Top-line performance showed a 29% acceleration to SEK 25.45 billion, compared with SEK 19.79 billion in the year-ago quarter. The company achieved organic sales expansion of 29.8%.
Operating income before interest and tax increased 41% to SEK 2.79 billion, pushing the EBIT margin higher to 11.0% from the previous year’s 10.0%. EBITDA advanced to SEK 3.77 billion, while the corresponding margin improved from 14.3% to 14.8%.
The standout metric of the quarter was new business intake.

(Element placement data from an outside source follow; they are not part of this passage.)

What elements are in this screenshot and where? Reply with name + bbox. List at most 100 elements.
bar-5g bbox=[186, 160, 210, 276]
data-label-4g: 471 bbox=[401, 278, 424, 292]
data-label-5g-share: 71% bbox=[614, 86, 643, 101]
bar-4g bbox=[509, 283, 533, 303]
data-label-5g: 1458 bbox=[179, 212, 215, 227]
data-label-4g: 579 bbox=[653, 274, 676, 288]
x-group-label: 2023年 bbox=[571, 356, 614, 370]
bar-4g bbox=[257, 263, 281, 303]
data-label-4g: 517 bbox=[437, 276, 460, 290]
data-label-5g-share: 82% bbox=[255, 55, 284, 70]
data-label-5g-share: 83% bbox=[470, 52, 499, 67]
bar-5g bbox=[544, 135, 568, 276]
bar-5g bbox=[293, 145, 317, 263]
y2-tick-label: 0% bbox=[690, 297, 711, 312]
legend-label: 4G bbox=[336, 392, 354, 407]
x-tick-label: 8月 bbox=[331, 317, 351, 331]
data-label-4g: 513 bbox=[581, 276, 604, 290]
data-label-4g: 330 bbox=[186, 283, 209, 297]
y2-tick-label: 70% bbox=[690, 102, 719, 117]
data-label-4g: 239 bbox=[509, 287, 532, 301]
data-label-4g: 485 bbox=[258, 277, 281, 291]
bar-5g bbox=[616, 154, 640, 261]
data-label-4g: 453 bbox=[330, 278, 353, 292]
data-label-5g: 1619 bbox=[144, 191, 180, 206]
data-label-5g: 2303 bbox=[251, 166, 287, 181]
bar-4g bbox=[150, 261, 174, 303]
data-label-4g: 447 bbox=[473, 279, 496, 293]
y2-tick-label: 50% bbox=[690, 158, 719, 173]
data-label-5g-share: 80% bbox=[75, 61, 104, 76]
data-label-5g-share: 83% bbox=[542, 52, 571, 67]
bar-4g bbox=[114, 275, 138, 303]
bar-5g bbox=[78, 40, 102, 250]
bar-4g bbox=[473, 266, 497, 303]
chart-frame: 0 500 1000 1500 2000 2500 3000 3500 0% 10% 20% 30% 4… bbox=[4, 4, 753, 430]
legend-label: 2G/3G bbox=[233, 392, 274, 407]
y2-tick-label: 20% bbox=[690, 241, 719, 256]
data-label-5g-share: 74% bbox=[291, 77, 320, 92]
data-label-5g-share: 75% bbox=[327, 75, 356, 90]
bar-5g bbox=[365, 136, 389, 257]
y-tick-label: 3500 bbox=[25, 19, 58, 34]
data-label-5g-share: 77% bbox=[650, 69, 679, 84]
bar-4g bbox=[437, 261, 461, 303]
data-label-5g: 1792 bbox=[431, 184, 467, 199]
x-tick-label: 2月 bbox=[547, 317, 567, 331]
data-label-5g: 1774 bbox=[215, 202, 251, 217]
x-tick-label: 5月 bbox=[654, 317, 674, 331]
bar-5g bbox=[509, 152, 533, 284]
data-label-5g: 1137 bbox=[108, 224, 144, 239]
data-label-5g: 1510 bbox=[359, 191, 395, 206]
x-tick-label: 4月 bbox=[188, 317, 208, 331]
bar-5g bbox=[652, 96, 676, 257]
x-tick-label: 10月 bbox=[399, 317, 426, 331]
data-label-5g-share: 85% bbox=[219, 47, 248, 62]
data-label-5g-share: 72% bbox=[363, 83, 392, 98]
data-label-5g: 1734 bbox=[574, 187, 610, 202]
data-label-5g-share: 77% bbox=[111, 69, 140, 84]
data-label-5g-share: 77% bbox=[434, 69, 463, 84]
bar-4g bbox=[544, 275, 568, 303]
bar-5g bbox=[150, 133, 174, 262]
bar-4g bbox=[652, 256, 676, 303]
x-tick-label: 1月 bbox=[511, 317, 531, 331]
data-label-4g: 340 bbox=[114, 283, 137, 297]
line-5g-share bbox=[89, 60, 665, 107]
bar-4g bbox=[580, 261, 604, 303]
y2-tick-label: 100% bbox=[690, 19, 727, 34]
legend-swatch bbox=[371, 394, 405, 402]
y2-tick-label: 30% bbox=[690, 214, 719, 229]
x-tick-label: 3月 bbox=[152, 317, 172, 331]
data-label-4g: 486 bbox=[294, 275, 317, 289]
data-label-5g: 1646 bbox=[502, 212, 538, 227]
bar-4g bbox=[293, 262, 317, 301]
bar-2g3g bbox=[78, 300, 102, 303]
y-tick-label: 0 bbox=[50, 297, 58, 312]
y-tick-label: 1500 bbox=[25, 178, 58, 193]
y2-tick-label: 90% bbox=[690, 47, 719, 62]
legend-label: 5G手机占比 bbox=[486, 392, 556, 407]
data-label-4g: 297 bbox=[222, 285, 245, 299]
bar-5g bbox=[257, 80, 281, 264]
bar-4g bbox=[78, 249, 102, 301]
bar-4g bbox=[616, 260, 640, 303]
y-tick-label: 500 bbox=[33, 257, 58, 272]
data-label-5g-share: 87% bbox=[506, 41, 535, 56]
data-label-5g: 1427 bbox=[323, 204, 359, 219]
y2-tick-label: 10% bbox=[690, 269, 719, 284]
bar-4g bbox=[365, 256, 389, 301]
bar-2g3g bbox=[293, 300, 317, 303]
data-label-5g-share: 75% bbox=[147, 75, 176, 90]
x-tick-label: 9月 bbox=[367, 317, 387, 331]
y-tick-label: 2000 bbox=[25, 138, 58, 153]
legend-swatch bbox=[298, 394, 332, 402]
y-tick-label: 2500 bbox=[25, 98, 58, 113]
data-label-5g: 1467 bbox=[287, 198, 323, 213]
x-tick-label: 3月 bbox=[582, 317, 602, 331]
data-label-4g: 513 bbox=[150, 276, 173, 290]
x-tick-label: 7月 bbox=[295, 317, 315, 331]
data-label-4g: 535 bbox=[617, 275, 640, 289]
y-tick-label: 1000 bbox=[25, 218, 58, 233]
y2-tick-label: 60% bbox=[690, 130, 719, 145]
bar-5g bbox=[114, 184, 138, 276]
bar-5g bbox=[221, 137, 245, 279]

Order bookings more than doubled, soaring to SEK 68.4 billion from SEK 28.4 billion in the comparable period last year.
This dramatic increase was predominantly attributable to a SEK 47 billion submarine manufacturing agreement with Poland—representing one of the most substantial individual contracts in the company’s corporate history.
Positive Analyst Commentary Highlights Momentum
Morgan Stanley characterized the quarterly performance as “very strong across all metrics,” emphasizing the unprecedented order volume and profitability figures that exceeded market expectations as particularly noteworthy elements.
The investment bank also highlighted that several recently announced agreements—including a Gripen fighter aircraft contract from Ukraine and a naval frigate program with Germany—are anticipated to be formally recorded in the forthcoming third quarter, providing additional clarity on the company’s future revenue pipeline.
Morgan Stanley stated these upcoming contract bookings support their thesis that the current cycle of positive earnings estimate revisions has additional upside potential.
Chief Executive Officer Micael Johansson emphasized that customer appetite for the company’s defense solutions remains robust, with procurement agencies allocating capital toward both near-term operational requirements and strategic long-term capability development.
He highlighted the company’s ongoing manufacturing capacity expansion initiatives and sustained research and development investments as critical factors enabling accelerated delivery schedules.
Strategic Expansion Into Naval Systems
Saab has recently launched a standalone Naval business division, which management believes strategically positions the organization to capitalize on increasing expenditure for maritime defense capabilities throughout European markets and beyond.
This organizational restructuring demonstrates the company’s strategic intent to diversify its offering portfolio beyond its established aerial and ground-based defense platforms.
The Polish submarine agreement represents the inaugural major contract associated with this enhanced naval capabilities focus, and leadership indicates the prospective deal pipeline for comparable programs continues to show significant activity.
Manufacturing scale-up initiatives across all business segments are successfully translating heightened defense appropriations into improved margin deliveries, a trend that directly contributed to the margin expansion observed during the second quarter.
Saab delivered quarterly earnings per share of SEK 3.96, marking a substantial improvement from the SEK 2.83 achieved in the identical quarter of the preceding year.